実践ガイド
E-E-A-TをAI検索でどう示すか。AIが『信頼して引用する』ための条件
先に結論
E-E-A-Tは、Experience(経験)・Expertise(専門性)・Authoritativeness(権威性)・Trust(信頼)の4つ。Googleの品質基準として知られますが、AIが「どのソースを引用するか」を選ぶ基準としても効きます。
AIは、誰が書いたかわからない・根拠のない情報を、回答の出典に選びたがりません。逆に言えば、E-E-A-Tを示せるサイトは引用される側に回れる。中小でも個人でも示せます。具体策を整理します。
なぜAI検索でE-E-A-Tが効くのか
AIは回答に責任を持ちたい。だから引用するソースは、信頼できるものを選ぼうとします。匿名のまとめ、出典のない数字、一般論の焼き直し──これらは引用候補から外れやすい。
一方、実体験・一次データ・明確な発信者を備えたページは、AIが安心して引用できる。AI検索の時代は、E-E-A-Tの価値がむしろ上がっています(GEOの全体像)。
4つを具体的に示す
Experience(経験) 実際にやった・使った・行った、という一次の体験。「200サイトを監査した経験では」のような体験マーカーを入れる。AIが作れないのはここです。
Expertise(専門性) そのテーマを深く扱っているか。中途半端に広く浅くより、絞って深く。専門の蓄積がサイト全体から伝わるように。
Authoritativeness(権威性) 外部からの言及・被リンク・引用。他に言及されるほど、AIも「これは参照されている情報源だ」と判断しやすい。
Trust(信頼) 運営者情報、会社情報、根拠の明示、誠実さ。出典のない数字を書かない。架空のデータは信頼を一発で壊します。
AIに伝わる形にする
E-E-A-Tは、伝わる形にして初めて効きます。
- 運営者・著者を明示 — 誰が書いたか。プロフィールや会社情報(エンティティの明確化にもつながる)

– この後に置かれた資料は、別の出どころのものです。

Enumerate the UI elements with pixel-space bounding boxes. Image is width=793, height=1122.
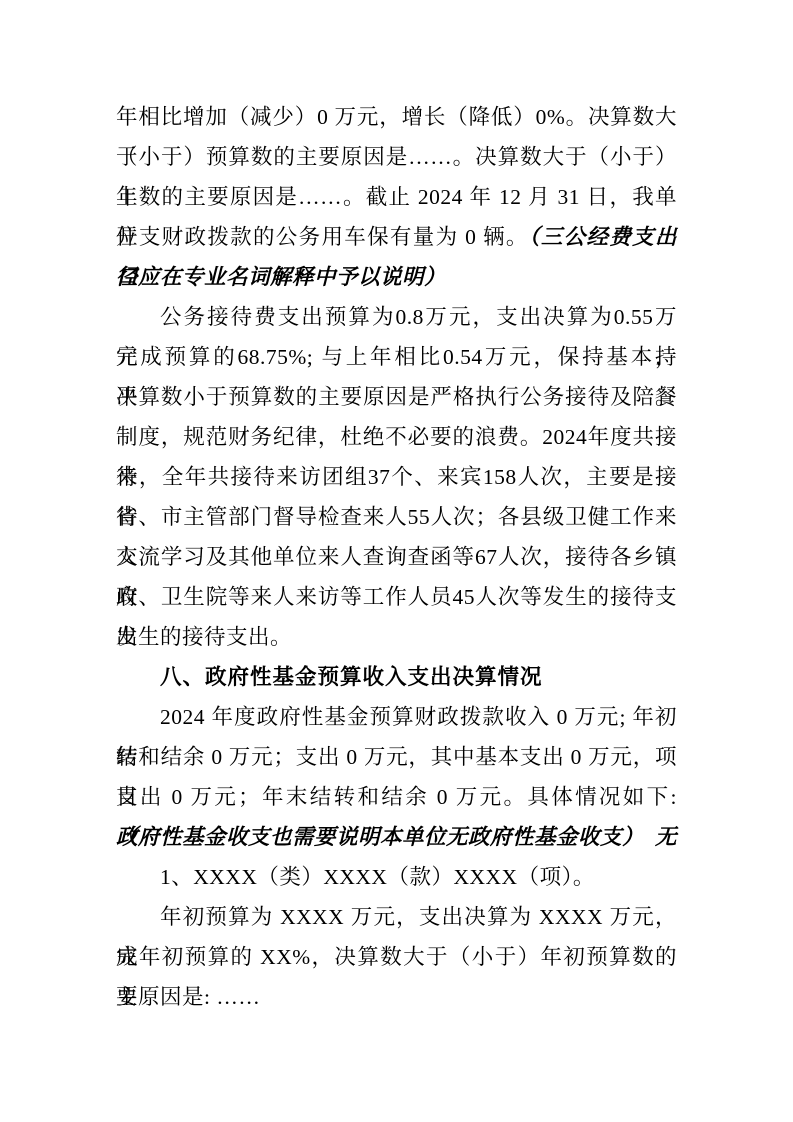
para2-line5: 来，全年共接待来访团组37个、来宾158人次，主要是接待: [116, 457, 677, 497]
text-run: 支出 0 万元；年末结转和结余 0 万元。具体情况如下:: [116, 785, 677, 809]
para1-line2: （小于）预算数的主要原因是……。决算数大于（小于）上: [116, 137, 677, 177]
para3-line1: 2024 年度政府性基金预算财政拨款收入 0 万元; 年初结: [116, 697, 677, 737]
text-run: 发生的接待支出。: [116, 625, 292, 649]
text-run: 要原因是: ……: [116, 985, 260, 1009]
section-heading: 八、政府性基金预算收入支出决算情况: [116, 657, 677, 697]
text-run: 开支财政拨款的公务用车保有量为 0 辆。: [116, 225, 529, 249]
para4-line1: 1、XXXX（类）XXXX（款）XXXX（项）。: [116, 857, 677, 897]
text-run: 径应在专业名词解释中予以说明）: [116, 265, 446, 289]
para2-line3: 决算数小于预算数的主要原因是严格执行公务接待及陪餐: [116, 377, 677, 417]
para2-line9: 发生的接待支出。: [116, 617, 677, 657]
text-run: 政府性基金收支也需要说明本单位无政府性基金收支）: [116, 825, 644, 849]
para5-line1: 年初预算为 XXXX 万元，支出决算为 XXXX 万元，完: [116, 897, 677, 937]
para2-line6: 省、市主管部门督导检查来人55人次；各县级卫健工作来人: [116, 497, 677, 537]
para1-line4: 开支财政拨款的公务用车保有量为 0 辆。（三公经费支出口: [116, 217, 677, 257]
para1-line5: 径应在专业名词解释中予以说明）: [116, 257, 677, 297]
para1-line1: 年相比增加（减少）0 万元，增长（降低）0%。决算数大于: [116, 97, 677, 137]
text-run: 1、XXXX（类）XXXX（款）XXXX（项）。: [160, 865, 595, 889]
document-page: 年相比增加（减少）0 万元，增长（降低）0%。决算数大于（小于）预算数的主要原因…: [0, 0, 793, 1122]
para2-line4: 制度，规范财务纪律，杜绝不必要的浪费。2024年度共接待: [116, 417, 677, 457]
para3-line3: 支出 0 万元；年末结转和结余 0 万元。具体情况如下: （无: [116, 777, 677, 817]
para2-line8: 府、卫生院等来人来访等工作人员45人次等发生的接待支出: [116, 577, 677, 617]
para2-line1: 公务接待费支出预算为0.8万元，支出决算为0.55万元，: [116, 297, 677, 337]
document-body: 年相比增加（减少）0 万元，增长（降低）0%。决算数大于（小于）预算数的主要原因…: [116, 97, 677, 1017]
para1-line3: 年数的主要原因是……。截止 2024 年 12 月 31 日，我单位: [116, 177, 677, 217]
para3-line4: 政府性基金收支也需要说明本单位无政府性基金收支）: [116, 817, 677, 857]
para3-line2: 转和结余 0 万元；支出 0 万元，其中基本支出 0 万元，项目: [116, 737, 677, 777]
text-run: 决算数小于预算数的主要原因是严格执行公务接待及陪餐: [116, 385, 677, 409]
para2-line2: 完成预算的68.75%; 与上年相比0.54万元，保持基本持平。: [116, 337, 677, 377]
section-heading-text: 八、政府性基金预算收入支出决算情况: [160, 665, 543, 689]
para5-line3: 要原因是: ……: [116, 977, 677, 1017]
para2-line7: 交流学习及其他单位来人查询查函等67人次，接待各乡镇政: [116, 537, 677, 577]
para5-line2: 成年初预算的 XX%，决算数大于（小于）年初预算数的主: [116, 937, 677, 977]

- 一次情報を載せる — 自社の実データ、実体験、独自の検証
- 根拠を示す — 数字には出典を。推測は推測と書く
- 構造化データで補強 — Organization・Article・Personで発信者を機械可読に(優先順位は土台のあと)
<script type="application/ld+json">
{
"@context": "https://schema.org",
"@type": "Organization",
"name": "サイト名",
"url": "https://example.com/",
"logo": "https://example.com/logo.png",
"sameAs": ["https://x.com/account", "https://www.youtube.com/@account"]
}
</script>
自社メディアでAI流入が伸びたときも、効いていたのは派手な施策ではなく「実体験と一次データ、明確な運営者」でした(VEILの事例)。
やってはいけないこと
- 出典のない数字を「事実」として載せる
- 体験していないことを体験したかのように書く
- 匿名・運営者不明のまま信頼を求める
これらは、AIにも人にも見抜かれます。信頼は積み上げるもので、演出できません。
よくある質問
Q. E-E-A-Tとは? Experience(経験)・Expertise(専門性)・Authoritativeness(権威性)・Trust(信頼)の頭文字。Googleが重視し、AIが引用ソースを選ぶ基準としても効く。
Q. 中小・個人でも示せる? 示せる。大企業である必要はなく、実体験・一次データ・運営者の明示が鍵。現場の一次情報は大手の一般論より引用価値が高いことも。
Q. AIにE-E-A-Tはどう伝わる? 運営者・著者情報、実体験、独自データ、外部での言及を通じて伝わる。匿名で出典のないまとめは信頼されにくい。
E-E-A-Tは、小手先の最適化では作れません。実際にやって、正直に書いて、誰が書いたかを示す。地味ですが、AI検索の時代にこそ効く、一番たしかな土台です。